Friday, April 20, 2007

Oops! ... I didn't do it.

Dear Leader

Oh, WOW!

This is HUGE! Do you know how HARD we at the Census Bureau try to keep sensitive information from being leaked out to the public? After all, that is our charge: maintaining your privacy intact. Otherwise, why give us your information for the Decennial Census?

I guarantee you that I will hear of this on Monday. I have been working on a program to remove any vestiges of personal information from our corporate address database (phone numbers, Social Security numbers, proper names, etc.). You see, VARCHAR2 fields are nasty things. These are columns in a database in which anything can be placed in the cell. When our Field Enumerators ask you for your phone number (something he should NOT do), he may place it in the throwaway "Location Description" or Comments column (either on the paper form or the digital hand-held/laptop device). 99.9% of this stuff is automated once the information is keyed, and we don't know - can't know - of what came from the field until much later.

But at least it's in our corporate database, something that cannot be accessed by the general public. However, when other agencies use our data, they MUST follow our own privacy laws. Putting this shit on the Internet is so incredibly stupid, and we at the Census end up looking like complete jackasses. Plus, it makes the Federal Government look like some efficient totalitarian/Orwellian enterprise when - trust me - it's really not that smart. The Federal Government is not Big Brother. It's more like Lenny, from Of Mice and Men.

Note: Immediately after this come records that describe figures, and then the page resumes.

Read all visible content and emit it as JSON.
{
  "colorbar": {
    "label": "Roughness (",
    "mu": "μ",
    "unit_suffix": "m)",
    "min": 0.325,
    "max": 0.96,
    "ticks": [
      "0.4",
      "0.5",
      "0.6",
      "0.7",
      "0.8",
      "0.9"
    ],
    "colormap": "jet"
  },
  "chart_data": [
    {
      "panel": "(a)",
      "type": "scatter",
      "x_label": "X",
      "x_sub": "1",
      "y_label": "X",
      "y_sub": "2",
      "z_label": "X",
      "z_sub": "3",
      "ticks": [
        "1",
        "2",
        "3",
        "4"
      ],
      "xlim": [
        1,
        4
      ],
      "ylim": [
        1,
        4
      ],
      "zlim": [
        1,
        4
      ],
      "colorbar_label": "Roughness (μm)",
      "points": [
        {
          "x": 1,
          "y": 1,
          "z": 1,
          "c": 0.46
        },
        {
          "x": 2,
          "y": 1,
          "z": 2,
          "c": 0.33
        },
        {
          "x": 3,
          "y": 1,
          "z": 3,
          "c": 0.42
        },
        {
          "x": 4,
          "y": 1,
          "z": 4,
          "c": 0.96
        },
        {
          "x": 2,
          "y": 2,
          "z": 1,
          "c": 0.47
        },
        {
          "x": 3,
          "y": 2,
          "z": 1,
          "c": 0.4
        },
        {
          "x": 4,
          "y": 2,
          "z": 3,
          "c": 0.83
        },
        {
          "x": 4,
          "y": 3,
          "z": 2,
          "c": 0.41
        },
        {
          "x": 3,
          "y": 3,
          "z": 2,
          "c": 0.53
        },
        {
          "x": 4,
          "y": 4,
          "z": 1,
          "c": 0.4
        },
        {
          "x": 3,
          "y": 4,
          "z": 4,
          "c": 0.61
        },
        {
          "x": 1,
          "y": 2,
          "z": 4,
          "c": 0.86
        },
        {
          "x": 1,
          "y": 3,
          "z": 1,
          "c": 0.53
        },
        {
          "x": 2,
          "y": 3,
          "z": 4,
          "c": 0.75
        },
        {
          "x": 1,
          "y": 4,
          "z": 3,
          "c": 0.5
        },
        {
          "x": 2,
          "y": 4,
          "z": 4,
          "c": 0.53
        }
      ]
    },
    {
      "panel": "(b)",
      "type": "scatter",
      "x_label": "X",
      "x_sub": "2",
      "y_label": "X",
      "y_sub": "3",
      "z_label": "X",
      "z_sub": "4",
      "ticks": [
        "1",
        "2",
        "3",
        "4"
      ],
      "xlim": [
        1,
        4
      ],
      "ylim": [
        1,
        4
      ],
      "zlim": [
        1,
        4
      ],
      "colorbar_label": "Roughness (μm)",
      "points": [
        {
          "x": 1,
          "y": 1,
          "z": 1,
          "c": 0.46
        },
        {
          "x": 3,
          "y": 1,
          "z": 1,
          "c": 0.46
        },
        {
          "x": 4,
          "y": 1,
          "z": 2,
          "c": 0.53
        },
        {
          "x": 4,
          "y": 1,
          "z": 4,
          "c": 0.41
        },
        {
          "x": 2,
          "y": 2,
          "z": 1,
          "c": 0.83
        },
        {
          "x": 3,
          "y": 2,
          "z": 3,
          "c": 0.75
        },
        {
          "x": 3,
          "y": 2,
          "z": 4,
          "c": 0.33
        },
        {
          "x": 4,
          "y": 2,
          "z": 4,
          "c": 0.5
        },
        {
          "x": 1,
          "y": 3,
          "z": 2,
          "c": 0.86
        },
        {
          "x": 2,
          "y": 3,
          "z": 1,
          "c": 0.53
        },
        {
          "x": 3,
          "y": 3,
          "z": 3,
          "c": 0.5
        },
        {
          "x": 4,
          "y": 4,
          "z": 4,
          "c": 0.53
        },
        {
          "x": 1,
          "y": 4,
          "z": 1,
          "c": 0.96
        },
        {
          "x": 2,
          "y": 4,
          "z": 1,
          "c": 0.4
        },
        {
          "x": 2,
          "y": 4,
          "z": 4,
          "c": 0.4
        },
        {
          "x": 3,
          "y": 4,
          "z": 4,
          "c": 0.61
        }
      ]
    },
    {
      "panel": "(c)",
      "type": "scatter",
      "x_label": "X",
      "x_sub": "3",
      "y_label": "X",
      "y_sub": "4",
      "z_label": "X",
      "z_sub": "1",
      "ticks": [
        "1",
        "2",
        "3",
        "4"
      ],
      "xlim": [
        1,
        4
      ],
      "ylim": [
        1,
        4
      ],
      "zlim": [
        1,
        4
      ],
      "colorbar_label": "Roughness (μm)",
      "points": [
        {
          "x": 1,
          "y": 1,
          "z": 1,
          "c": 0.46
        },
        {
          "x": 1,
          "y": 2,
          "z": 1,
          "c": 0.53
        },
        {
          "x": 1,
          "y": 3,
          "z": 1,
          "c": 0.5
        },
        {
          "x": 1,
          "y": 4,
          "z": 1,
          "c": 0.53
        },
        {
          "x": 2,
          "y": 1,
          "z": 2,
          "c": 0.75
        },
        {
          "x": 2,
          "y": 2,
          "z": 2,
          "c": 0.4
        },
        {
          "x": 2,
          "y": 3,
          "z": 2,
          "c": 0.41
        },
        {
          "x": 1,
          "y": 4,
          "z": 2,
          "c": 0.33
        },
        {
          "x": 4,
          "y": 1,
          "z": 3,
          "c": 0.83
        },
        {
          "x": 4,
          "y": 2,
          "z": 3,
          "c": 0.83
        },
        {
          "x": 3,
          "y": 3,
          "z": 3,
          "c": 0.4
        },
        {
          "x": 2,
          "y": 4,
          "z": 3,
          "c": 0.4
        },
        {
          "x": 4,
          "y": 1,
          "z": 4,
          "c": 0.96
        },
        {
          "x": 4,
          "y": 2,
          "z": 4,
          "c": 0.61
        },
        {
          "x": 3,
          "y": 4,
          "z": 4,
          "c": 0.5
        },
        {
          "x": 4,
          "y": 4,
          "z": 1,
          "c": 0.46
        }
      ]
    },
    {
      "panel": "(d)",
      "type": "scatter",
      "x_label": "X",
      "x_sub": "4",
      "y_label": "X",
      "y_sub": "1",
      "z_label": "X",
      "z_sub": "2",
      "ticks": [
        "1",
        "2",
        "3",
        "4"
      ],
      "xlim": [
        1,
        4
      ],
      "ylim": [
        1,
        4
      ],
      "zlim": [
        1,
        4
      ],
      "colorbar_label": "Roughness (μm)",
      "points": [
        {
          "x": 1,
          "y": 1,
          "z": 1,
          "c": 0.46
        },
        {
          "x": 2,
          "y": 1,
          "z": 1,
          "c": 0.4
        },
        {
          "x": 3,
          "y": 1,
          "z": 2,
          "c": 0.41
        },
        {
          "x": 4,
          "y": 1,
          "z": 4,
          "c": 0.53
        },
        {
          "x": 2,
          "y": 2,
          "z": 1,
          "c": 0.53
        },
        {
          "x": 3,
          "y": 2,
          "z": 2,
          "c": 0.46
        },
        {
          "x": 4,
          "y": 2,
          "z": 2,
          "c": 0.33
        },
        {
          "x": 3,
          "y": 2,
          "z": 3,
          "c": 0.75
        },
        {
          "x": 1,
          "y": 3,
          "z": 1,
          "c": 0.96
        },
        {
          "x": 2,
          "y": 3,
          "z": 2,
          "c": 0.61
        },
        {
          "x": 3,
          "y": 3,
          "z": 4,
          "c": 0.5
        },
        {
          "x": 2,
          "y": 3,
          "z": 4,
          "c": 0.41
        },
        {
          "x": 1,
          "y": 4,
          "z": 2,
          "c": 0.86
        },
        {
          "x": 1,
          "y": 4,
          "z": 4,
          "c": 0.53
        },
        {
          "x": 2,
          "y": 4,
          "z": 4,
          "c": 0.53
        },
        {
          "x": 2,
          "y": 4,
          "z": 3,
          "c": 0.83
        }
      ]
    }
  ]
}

Yeah, well anyway: Monday is gonna suck.

3 comments:

Allum Barstansangur said...

back to work apparatchik!

In soviet database, information steals you!

LOL yeah, social security numbers freely available...oh man, whose heads do you think will roll over this data screw up?

ALT - [f r a m e s] said...

I am not sure whose head will roll. Our current Director is being forced out already because some laptops were stolen last year. It's not really his fault. I mean, c'mon: when you hire anybody as Field Enumerators and you give them a souped up laptop to use, it's more than likely that some of will be stolen.

Allum Barstansangur said...

Why on earth they aren't using truecrypt or some other HD encryption I don't know...at least then if it was stolen, it wouldn't matter, the data would be unrecoverable.